Adopter un regard différent

Vos œuvres entretiennent un rapport particulier avec l'espace, car elles reposent directement sur le sol, sans socle, elles sont appuyées contre le mur ou même contre un radiateur. Quelle est votre intention en faisant ce choix ?

« À M je présente les tapis dos à dos sur de grandes structures porteuses. C'est la première fois que j'expose dans une salle de musée aussi grande ; jusqu'à présent on pouvait surtout voir mes œuvres dans des espaces de travail plus petits ou des galeries d'art. Je recherche d'habitude les marges de l'espace : quel est le rapport entre mes œuvres et les détails comme une prise de courant, un radiateur… C'est pour moi un moyen de relativiser le statut de l'œuvre, de le faire “descendre de son socle” – littéralement. Dans une grande salle, c'est moins simple, mais cette fois-ci encore je rechercherai de tels détails et je verrai si je peux exploiter des recoins plus étranges de l'espace. »

 

« Vous venez de comparer mes œuvres à des natures mortes. Ce n'est pas faux ; elles semblent parfois mises en scène et elles renvoient aussi à la vie quotidienne. Mais il s'agit bien de natures mortes en 3D. Les spectateurs peuvent s'en rapprocher, reculer, en faire le tour… Ce mouvement est important, il apporte du sens – surtout dans mes œuvres plus récentes, car les plus anciennes sont plus statiques. »

 

La tension entre deux et trois dimensions revient plus souvent dans votre œuvre.

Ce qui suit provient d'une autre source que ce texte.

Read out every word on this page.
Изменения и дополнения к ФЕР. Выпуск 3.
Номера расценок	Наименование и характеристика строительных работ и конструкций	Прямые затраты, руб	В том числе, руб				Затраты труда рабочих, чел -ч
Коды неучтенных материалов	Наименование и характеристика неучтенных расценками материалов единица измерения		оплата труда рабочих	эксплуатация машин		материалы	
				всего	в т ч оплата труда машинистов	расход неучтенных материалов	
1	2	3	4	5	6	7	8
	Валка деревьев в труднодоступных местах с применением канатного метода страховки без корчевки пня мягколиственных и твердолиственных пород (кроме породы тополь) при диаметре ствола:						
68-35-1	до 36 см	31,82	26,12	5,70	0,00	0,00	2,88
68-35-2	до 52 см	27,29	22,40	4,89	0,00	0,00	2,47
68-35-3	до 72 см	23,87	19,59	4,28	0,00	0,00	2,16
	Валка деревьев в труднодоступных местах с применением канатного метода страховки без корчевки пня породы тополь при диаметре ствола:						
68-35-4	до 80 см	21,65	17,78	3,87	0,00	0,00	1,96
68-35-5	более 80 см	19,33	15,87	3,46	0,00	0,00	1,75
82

« En fait, j'estime que toutes mes œuvres sont tridimensionnelles. Prenons l'exemple des dessins d'ouvrages de tricot : ils ont une profondeur, les traits s'y croisent les uns par-dessus et par-dessous les autres… Et l'expérience change quand on les observe sous un autre angle. »

 

« Je réalise aussi des “dust pieces” – des “œuvres de poussière”. Cette poussière provient de matériaux comme le MDF – des fibres de bois pressées – que je traite à la ponceuse, puis je projette les particules de poussière sur un mur à l'aide d'une machine. L'électricité statique les fait adhérer au mur, j'y crée des motifs et des formes géométriques avec des pochoirs. Si un tel dessin peut sembler plat, pour moi c'est une œuvre en 3D. Une particule de poussière possède trois dimensions : c'est la configuration la plus petite possible du matériau que j'utilise, le MDF dans le cas présent. Et par la même occasion, une telle œuvre évoque une autre œuvre que je n'ai pas créée, mais que j'aurais pu réaliser. On pourrait dire que c'est l'ombre de cette œuvre inexistante – un concept poétique. »

 

« Mais mon point de départ est toujours la matière, le mode de réalisation ou mon corps, jamais une théorie ou un concept. C'est peut-être pourquoi j'ai du mal à exprimer en paroles le sens de mon travail. Si je pouvais en parler facilement, je créerais probablement des œuvres d'un autre type (rires). »

 

« Mon activité artistique est souvent laborieuse. Je ne sous-traite pas facilement les tâches et si c'est le cas, mon affinité avec le résultat s'en trouve parfois affectée. L'aspect physique est important dans mon travail. J'ai réalisé plusieurs œuvres composées de gros faisceaux de cordes, avec beaucoup de boucles et de nœuds. Examiner comment mon corps contribue à la réalisation d'une œuvre m'intéresse : ce qu'accomplit la matière elle-même ou ce qu'elle me fait faire. Cela rend aussi mon travail sensible. »

 

Que peuvent attendre les visiteurs de votre exposition ? Voulez-vous leur réserver une certaine expérience ?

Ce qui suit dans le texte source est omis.